The story is extremely sensitive and honest in its telling: J.B. Books (John Wayne), a legendary gunfighter, ventures into town in search of the local doctor he trusts, as played by the seminal James Stewart. The doctor tells him he has but a month to live due to the malignant cancer at the base of his spine. Books doesn’t look so much saddened by the news, but is rather sobered by it. It’s as if he understands he has met his match in life, a gunslinger so fast and dangerous there’s no escaping its sights. This is a special moment, as we see that he’s been defeated but never at the expense of his dignity. Wayne captures the moment brilliantly, and maintains the composed momentum throughout the picture.

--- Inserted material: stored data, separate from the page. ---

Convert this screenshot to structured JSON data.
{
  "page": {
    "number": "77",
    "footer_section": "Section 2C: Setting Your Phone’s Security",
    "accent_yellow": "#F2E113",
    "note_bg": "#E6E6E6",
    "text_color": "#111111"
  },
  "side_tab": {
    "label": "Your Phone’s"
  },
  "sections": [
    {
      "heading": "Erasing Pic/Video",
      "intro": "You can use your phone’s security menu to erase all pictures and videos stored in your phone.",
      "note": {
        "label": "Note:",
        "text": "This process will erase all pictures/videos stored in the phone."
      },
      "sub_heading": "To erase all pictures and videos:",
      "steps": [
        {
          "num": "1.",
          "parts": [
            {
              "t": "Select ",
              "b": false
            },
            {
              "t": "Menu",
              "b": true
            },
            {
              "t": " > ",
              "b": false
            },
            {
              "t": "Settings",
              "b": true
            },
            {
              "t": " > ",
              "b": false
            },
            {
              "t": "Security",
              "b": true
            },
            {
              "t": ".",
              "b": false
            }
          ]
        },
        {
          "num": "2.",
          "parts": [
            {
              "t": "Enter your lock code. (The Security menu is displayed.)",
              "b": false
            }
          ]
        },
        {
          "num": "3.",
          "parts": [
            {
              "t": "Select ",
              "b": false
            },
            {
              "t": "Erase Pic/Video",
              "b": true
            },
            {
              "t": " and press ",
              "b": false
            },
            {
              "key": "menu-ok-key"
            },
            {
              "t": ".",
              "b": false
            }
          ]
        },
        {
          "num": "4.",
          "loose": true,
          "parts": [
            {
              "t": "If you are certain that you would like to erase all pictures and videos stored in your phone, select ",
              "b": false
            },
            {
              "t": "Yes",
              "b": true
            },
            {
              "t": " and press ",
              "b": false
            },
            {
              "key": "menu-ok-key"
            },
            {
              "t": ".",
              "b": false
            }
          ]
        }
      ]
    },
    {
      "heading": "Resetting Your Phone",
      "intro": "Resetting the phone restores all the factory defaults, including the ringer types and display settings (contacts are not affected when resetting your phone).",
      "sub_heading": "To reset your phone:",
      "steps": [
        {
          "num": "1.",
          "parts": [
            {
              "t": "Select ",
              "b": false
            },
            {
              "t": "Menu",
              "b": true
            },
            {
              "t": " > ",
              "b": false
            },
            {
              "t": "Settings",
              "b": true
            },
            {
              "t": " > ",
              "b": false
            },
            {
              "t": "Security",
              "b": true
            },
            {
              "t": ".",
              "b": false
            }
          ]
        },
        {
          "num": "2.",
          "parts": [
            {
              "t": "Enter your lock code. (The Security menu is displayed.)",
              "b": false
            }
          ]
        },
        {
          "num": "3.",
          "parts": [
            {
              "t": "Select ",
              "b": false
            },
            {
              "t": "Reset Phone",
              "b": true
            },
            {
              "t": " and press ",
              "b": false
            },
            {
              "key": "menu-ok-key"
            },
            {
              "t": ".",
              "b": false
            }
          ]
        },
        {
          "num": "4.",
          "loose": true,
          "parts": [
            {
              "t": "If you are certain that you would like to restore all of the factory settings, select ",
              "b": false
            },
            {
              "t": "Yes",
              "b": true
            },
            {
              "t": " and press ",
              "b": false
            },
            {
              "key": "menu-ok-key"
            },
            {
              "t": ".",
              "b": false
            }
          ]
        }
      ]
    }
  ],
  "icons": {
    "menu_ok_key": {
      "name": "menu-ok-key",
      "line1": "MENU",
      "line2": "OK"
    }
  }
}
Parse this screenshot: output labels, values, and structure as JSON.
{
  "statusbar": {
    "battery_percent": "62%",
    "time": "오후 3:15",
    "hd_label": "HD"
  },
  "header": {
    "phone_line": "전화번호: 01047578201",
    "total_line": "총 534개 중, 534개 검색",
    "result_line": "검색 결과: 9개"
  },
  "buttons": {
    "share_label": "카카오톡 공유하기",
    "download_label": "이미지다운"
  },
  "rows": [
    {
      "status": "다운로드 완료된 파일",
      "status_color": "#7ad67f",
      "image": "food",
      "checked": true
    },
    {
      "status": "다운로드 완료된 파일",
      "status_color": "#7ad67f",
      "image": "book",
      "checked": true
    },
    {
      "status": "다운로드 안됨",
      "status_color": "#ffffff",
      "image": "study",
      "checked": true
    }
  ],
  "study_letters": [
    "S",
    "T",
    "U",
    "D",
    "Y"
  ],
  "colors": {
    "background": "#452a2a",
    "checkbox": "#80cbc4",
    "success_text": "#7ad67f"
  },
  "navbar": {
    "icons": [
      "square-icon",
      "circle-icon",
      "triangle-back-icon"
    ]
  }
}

After his visit to the doctor, Books rents a room from Bond Rogers (A meticulous Lauren Bacall) who keeps the home with her son, Gillom (Ron Howard, also fantastic). Books offers sparse words, but promises to be little trouble throughout his stay. Bond can’t wrap her head around Books, and doesn’t like his presence within her home. Gillom doesn’t like him either, as Books orders him around like a servant. These scenes play a delightful dance along the proverbial “fourth wall”, as Wayne plays his bold and satisfied persona for the audience, which comes at the expense of the home-keepers. Only later after Bond and Gillom discover his ailment do things begin to change.

Word spreads fast that Books is in town. The local sheriff (Harry Morgan) comes to exile him for he fears the violence that has always followed him. Upon Books’s confession of his cancer, the sheriff dances around and cheers. Books just looks up at him with the same confidence he’s shown throughout the film, but his eyes speak otherwise. Behind those remarkable eyes of his is truly genuine sadness. It comes not from the character of John Bernard Books, but from Wayne’s personal life. Not only is he aware that he’s nearing the end of his career, but he’s dying as well. At the time this film was shot, there was a real cancer eating away at him inside. We are not only witnessing an important, heartfelt picture but also the dirge of a Hollywood legend who reveals himself to be a vulnerable man.

It’s this vulnerability that makes the film so human. The longer the story plays out, the more emotional the man becomes. He never overtly shows it, but his growing connections with Gillom and Bond speak for themselves. These scenes are poignant in their patience, played out masterfully by the trio. There is real affection between the three, and not in the sense of lust and desire. Rather, it’s as if Books sparked a hollow well of oil within the souls of the two, and they did the same for him. The loneliness has all but washed away from Books at the film’s close. He’s completely accepted his fate. All loose ends tied, no gimmicks, and no pulled punches. It’s seriously perfect.

The hardest thing for any storyteller is to end their tale with a powerful punch. Now, compound that with the fact that director Don Siegel had to not only end a great story, but also a legendary life and career. He completely knocks it out of the park. This film is magnificent.

Kyle Kogan is a film critic living in Chicago.